Seminggu sebelumnya, Novi dan puluhan perwira tinggi lainnya terkena rotasi jabatan berdasarkan Keputusan Panglima TNI Nomor Kep/133/I/2025 tanggal 31 Januari 2025. Dalam keputusan itu, Panglima TNI Jenderal Agus Subiyanto menunjuk Novi Helmy Prasetya sebagai Komandan Jenderal (Danjen) Akademi TNI. Rilis terkait rotasi ini baru dikeluarkan Pusat Penerangan TNI (Puspen TNI) pada tanggal 10 Februari 2025, tiga hari setelah Erick Thohir mengangkat Novi menjadi Dirut Bulog.

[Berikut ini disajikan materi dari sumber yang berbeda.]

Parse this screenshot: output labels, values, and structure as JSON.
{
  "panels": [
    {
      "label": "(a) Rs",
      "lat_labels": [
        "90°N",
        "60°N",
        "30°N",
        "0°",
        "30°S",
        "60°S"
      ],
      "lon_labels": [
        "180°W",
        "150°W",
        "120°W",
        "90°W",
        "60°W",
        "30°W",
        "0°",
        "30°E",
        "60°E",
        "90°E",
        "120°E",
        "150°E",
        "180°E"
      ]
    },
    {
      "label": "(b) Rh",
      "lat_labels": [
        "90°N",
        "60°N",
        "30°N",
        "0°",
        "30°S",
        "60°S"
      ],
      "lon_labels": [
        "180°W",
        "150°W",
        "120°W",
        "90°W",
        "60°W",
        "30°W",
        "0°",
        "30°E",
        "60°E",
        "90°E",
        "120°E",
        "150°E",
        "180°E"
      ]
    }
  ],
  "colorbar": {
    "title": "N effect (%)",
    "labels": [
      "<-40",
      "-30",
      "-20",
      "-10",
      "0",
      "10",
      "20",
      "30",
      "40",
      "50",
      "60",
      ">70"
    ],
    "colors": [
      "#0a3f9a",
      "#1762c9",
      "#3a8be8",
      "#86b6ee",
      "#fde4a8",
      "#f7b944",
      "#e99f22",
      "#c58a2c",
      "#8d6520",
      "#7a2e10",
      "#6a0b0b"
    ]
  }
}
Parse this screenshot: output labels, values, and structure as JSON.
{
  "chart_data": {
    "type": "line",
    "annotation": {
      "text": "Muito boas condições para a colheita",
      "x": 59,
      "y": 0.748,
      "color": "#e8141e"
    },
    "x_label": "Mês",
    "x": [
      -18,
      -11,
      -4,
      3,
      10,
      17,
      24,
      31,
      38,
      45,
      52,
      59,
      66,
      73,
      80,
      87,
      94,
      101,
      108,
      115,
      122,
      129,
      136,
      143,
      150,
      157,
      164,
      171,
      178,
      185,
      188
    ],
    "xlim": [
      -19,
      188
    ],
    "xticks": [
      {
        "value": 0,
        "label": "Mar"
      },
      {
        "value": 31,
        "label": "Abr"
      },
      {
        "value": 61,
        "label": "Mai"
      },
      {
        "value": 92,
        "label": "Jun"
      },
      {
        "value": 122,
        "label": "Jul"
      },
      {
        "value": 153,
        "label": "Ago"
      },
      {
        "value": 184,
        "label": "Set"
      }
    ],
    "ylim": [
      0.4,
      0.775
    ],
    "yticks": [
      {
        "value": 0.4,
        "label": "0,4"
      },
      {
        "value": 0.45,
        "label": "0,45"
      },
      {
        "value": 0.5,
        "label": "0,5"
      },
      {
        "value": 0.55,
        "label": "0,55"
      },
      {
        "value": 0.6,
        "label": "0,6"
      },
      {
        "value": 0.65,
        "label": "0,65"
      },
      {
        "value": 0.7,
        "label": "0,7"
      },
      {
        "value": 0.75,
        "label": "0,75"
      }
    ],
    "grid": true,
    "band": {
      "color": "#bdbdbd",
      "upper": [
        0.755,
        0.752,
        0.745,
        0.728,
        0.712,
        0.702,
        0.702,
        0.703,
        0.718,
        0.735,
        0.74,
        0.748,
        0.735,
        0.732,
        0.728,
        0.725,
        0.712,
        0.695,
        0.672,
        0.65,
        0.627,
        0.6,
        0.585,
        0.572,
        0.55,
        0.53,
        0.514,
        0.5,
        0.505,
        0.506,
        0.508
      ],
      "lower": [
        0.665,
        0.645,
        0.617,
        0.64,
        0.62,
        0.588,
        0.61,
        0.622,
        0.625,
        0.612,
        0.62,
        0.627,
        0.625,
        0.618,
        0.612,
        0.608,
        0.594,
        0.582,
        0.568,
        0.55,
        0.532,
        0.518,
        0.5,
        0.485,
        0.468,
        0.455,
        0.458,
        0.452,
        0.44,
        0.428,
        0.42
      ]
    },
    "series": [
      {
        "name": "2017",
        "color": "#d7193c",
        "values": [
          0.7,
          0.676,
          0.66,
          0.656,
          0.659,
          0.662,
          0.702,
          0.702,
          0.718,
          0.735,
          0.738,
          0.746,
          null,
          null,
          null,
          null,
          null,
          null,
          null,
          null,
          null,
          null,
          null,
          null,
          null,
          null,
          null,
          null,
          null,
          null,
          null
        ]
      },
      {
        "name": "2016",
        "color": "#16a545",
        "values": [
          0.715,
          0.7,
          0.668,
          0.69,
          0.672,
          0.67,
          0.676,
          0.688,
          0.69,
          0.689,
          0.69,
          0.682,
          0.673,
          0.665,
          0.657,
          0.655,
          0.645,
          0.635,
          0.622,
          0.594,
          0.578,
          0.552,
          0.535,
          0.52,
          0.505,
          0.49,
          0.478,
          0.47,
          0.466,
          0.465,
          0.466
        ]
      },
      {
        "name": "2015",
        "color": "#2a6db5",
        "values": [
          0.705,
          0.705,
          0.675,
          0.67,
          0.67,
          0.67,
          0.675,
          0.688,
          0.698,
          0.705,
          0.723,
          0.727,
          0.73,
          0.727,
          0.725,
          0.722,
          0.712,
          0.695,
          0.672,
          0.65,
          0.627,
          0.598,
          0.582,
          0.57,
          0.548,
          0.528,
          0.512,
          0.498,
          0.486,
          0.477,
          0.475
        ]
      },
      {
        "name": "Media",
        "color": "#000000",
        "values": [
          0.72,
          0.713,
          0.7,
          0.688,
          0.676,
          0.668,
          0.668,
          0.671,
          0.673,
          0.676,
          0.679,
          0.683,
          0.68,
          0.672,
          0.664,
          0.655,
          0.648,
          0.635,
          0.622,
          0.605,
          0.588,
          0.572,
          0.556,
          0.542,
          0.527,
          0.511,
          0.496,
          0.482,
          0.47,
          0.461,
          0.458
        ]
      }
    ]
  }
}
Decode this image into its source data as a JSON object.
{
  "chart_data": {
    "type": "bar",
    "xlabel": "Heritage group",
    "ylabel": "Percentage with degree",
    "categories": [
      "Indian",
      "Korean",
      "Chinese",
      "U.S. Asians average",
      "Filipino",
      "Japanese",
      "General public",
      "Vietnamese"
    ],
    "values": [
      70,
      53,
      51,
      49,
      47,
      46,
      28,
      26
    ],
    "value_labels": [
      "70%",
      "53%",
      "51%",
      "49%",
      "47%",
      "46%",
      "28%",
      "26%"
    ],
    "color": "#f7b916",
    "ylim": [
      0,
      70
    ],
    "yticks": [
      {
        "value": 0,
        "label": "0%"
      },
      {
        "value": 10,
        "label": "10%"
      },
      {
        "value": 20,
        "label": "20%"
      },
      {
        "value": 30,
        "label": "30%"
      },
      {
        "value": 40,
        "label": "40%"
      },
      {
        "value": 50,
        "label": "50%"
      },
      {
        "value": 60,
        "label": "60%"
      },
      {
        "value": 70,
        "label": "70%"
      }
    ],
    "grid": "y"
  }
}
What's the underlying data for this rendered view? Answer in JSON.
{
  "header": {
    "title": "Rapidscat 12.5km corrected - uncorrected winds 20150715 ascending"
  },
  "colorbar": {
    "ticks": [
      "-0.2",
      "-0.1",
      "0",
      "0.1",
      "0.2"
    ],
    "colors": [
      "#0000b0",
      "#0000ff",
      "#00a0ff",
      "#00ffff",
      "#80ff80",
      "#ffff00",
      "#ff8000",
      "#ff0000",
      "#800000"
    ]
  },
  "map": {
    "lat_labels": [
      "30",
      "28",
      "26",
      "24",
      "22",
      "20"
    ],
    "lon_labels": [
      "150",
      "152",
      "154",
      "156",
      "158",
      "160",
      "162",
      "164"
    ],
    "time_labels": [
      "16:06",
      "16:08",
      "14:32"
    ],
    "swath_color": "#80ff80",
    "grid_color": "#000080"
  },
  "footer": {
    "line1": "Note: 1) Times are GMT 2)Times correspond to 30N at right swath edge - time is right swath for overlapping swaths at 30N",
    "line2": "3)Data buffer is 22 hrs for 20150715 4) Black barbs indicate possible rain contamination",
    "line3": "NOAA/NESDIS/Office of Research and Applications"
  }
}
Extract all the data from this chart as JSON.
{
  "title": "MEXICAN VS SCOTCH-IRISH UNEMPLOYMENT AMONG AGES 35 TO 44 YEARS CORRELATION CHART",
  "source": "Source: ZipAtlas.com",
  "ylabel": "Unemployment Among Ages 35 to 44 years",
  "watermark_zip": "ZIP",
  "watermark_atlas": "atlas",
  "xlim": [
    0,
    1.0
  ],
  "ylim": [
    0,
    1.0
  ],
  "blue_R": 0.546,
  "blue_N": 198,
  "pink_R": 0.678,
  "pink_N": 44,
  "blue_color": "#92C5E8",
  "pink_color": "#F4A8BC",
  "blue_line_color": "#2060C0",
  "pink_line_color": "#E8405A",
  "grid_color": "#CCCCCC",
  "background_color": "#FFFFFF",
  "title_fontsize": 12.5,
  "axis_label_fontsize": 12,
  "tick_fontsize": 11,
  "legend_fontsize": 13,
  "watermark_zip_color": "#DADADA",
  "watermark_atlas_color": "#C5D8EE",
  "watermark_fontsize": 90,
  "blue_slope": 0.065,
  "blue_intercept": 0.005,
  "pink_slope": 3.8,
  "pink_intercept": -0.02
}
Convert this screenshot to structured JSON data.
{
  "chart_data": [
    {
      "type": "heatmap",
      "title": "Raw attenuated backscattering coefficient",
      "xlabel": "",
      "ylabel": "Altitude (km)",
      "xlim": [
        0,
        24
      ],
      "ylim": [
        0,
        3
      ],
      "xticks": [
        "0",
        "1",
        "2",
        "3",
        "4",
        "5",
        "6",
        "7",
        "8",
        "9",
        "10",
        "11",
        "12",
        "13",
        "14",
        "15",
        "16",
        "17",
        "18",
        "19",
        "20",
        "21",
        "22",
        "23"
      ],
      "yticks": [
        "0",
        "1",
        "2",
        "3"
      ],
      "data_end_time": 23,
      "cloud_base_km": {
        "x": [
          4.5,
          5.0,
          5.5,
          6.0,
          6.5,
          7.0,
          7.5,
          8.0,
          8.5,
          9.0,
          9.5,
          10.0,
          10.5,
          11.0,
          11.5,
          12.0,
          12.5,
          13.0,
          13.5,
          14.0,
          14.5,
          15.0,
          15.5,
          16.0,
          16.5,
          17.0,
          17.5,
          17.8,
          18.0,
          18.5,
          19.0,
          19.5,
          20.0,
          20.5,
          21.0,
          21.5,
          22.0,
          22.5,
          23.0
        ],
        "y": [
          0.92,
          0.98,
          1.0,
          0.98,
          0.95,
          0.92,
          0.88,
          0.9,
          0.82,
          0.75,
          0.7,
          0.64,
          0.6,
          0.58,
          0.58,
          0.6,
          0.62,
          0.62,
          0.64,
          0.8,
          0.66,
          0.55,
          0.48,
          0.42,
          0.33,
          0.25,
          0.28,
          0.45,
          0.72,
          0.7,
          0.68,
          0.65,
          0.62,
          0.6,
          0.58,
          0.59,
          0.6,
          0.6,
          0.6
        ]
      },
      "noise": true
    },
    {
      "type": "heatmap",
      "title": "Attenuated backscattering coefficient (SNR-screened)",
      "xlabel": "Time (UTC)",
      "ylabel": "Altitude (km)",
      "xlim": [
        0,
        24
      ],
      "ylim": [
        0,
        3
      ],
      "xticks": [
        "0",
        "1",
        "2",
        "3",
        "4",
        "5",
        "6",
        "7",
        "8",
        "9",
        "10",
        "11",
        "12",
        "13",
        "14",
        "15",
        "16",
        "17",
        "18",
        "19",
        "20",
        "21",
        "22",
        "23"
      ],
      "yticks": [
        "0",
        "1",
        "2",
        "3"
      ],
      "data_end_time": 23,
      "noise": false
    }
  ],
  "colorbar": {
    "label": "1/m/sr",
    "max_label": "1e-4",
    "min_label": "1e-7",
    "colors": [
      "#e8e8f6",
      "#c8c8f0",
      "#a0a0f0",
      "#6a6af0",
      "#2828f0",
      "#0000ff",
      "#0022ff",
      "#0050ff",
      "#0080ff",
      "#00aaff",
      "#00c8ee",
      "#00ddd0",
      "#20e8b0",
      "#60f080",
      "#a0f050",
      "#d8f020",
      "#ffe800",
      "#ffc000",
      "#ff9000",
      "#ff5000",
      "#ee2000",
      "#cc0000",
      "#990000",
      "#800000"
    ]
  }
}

Penunjukan perwira tinggi aktif jebolan pasukan elit Komando Pasukan Khusus alias Kopassus menjadi orang nomor satu di perusahaan negara yang bergerak di bidang pangan tersebut sontak memantik banyak polemik di tengah masyarakat.

Kepada awak media, Erick Thohir, menyatakan keputusan untuk mengangkat Mayjen TNI Novi Helmy Prasetya sebagai Dirut Bulog diyakini dapat membantu Perum Bulog untuk mewujudkan target-target yang sudah direncanakan pemerintah.

“Artinya itu jawabannya, jadi penugasan yang harus kita laksanakan secara maksimal, penyegaran yang ada tentu di Bulog, ataupun ekosistem lainnya yang memang harus kita sekarang lakukan,” ucapnya.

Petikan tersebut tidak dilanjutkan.